The Correct Option is D

Given equation:
\[ r^2 + 2r + 6 = 0 \]
We rewrite the expression $(r+2)(r+3)(r+4)(r+5)$ by grouping terms:
\[ (r+2)(r+5) \cdot (r+3)(r+4) \]
Compute the first pair:
\[ (r+2)(r+5) = r^2 + 7r + 10 \]
Compute the second pair:
\[ (r+3)(r+4) = r^2 + 7r + 12 \]
Let
\[ A = r^2 + 7r \]
Then the product becomes:
\[ (A + 10)(A + 12) \]
Expand:
\[ A^2 + 22A + 120 \]
Now compute $A = r^2 + 7r$ using the given equation.
From the quadratic:
\[ r^2 = -2r - 6 \]
Substitute into $A$:
\[ A = (-2r - 6) + 7r = 5r - 6 \]
Now compute $A^2$:
\[ A^2 = (5r - 6)^2 = 25r^2 - 60r + 36 \]

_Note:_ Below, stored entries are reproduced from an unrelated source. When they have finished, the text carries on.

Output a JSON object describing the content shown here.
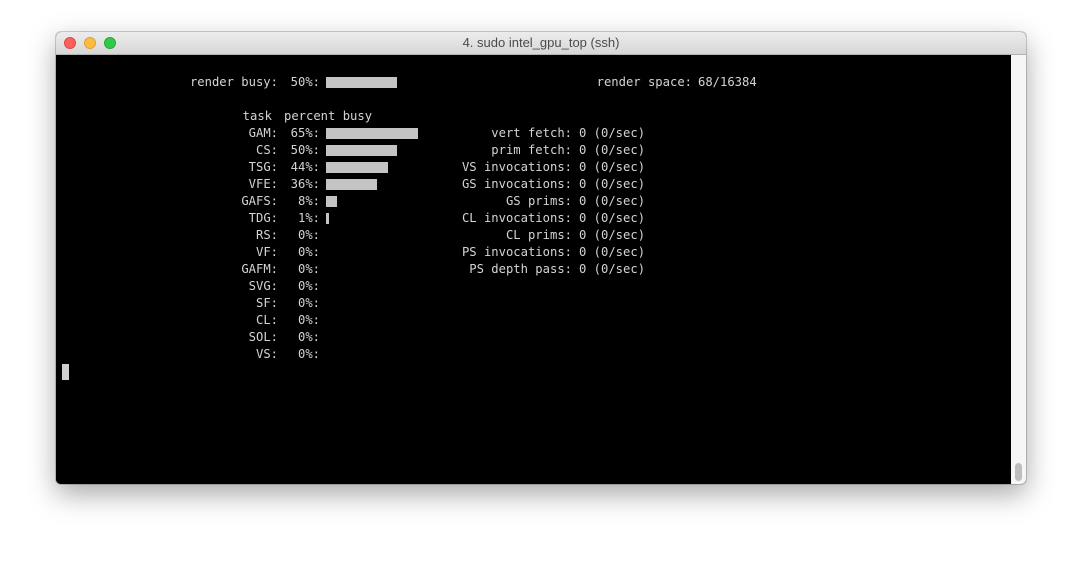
{
  "window": {
    "title": "4. sudo intel_gpu_top (ssh)"
  },
  "header": {
    "render_busy_label": "render busy:",
    "render_busy_percent": "50%:",
    "render_busy_value": 50,
    "render_space_label": "render space:",
    "render_space_value": "68/16384"
  },
  "tasks": {
    "col_task": "task",
    "col_percent": "percent busy",
    "rows": [
      {
        "name": "GAM:",
        "percent": "65%:",
        "value": 65
      },
      {
        "name": "CS:",
        "percent": "50%:",
        "value": 50
      },
      {
        "name": "TSG:",
        "percent": "44%:",
        "value": 44
      },
      {
        "name": "VFE:",
        "percent": "36%:",
        "value": 36
      },
      {
        "name": "GAFS:",
        "percent": "8%:",
        "value": 8
      },
      {
        "name": "TDG:",
        "percent": "1%:",
        "value": 1
      },
      {
        "name": "RS:",
        "percent": "0%:",
        "value": 0
      },
      {
        "name": "VF:",
        "percent": "0%:",
        "value": 0
      },
      {
        "name": "GAFM:",
        "percent": "0%:",
        "value": 0
      },
      {
        "name": "SVG:",
        "percent": "0%:",
        "value": 0
      },
      {
        "name": "SF:",
        "percent": "0%:",
        "value": 0
      },
      {
        "name": "CL:",
        "percent": "0%:",
        "value": 0
      },
      {
        "name": "SOL:",
        "percent": "0%:",
        "value": 0
      },
      {
        "name": "VS:",
        "percent": "0%:",
        "value": 0
      }
    ]
  },
  "counters": [
    {
      "label": "vert fetch:",
      "value": "0 (0/sec)"
    },
    {
      "label": "prim fetch:",
      "value": "0 (0/sec)"
    },
    {
      "label": "VS invocations:",
      "value": "0 (0/sec)"
    },
    {
      "label": "GS invocations:",
      "value": "0 (0/sec)"
    },
    {
      "label": "GS prims:",
      "value": "0 (0/sec)"
    },
    {
      "label": "CL invocations:",
      "value": "0 (0/sec)"
    },
    {
      "label": "CL prims:",
      "value": "0 (0/sec)"
    },
    {
      "label": "PS invocations:",
      "value": "0 (0/sec)"
    },
    {
      "label": "PS depth pass:",
      "value": "0 (0/sec)"
    }
  ]
}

Substitute $r^2 = -2r - 6$:
\[ A^2 = 25(-2r - 6) - 60r + 36 \]
\[ A^2 = -50r - 150 - 60r + 36 \]
\[ A^2 = -110r - 114 \]
Now compute the full expression:
\[ A^2 + 22A + 120 = (-110r - 114) + 22(5r - 6) + 120 \]
Compute the $22A$ term:
\[ 22(5r - 6) = 110r - 132 \]
Combine all:
\[ (-110r - 114) + (110r - 132) + 120 \]
The $r$ terms cancel out:
\[ -114 - 132 + 120 = -126 \]
Thus, the value of the expression is −126.